META stock is up 33% in 2024. It gets “A” ratings for growth and overall in the Portfolio Grader.
SoundHound (SOUN)
SoundHound (NASDAQ:SOUN) is a very interesting and innovative company. It has a variety of voice recognition products – powered by artificial intelligence – that allow customers to do everything from asking questions about their vehicle maintenance to providing step-by-step training for employees.
Even Nvidia is taking notice. The chipmaker took a stake of its own in the company, and as investors took notice, SOUN stock soared. At one point, shares of SoundHound were up more than 300% this year.

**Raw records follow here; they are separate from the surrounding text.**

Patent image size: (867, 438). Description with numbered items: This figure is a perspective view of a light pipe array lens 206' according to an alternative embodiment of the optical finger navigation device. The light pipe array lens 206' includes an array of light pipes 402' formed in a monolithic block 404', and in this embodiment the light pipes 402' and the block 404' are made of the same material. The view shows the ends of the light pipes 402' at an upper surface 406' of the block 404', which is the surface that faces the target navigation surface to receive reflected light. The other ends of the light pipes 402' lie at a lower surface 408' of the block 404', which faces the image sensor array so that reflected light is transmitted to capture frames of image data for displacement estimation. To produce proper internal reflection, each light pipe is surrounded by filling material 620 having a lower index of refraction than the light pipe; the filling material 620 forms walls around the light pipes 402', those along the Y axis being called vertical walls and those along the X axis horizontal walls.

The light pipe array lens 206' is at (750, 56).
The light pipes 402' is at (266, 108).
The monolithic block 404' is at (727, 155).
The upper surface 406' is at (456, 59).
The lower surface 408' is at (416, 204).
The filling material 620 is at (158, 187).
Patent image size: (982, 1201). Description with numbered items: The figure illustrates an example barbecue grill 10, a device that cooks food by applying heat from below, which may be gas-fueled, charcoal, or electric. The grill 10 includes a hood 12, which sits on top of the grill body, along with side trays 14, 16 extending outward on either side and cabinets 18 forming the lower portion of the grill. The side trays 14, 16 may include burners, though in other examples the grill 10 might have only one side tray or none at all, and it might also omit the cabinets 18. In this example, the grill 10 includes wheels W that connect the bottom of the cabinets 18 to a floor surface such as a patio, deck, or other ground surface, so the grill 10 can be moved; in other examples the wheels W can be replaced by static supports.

SoundHound reported a strong quarter, with auto units and cloud users expanding by double digits. Revenue was $11.6 million, up 73% from a year ago. The company continued to post losses as it scales, with a net loss of $19.9 million or 7 cents per share.
SOUN stock is up 141% in 2024. It gets an “A” rating for growth and a “B” overall in the Portfolio Grader.
On the date of publication, Louis Navellier had a long position in NVDA, PLTR, and MSFT. Louis Navellier did not have (either directly or indirectly) any other positions in the securities mentioned in this article.
The InvestorPlace Research Staff member primarily responsible for this article had a long position in NVDA and PLTR. The staff member did not hold (either directly or indirectly) any other positions in the securities mentioned in this article.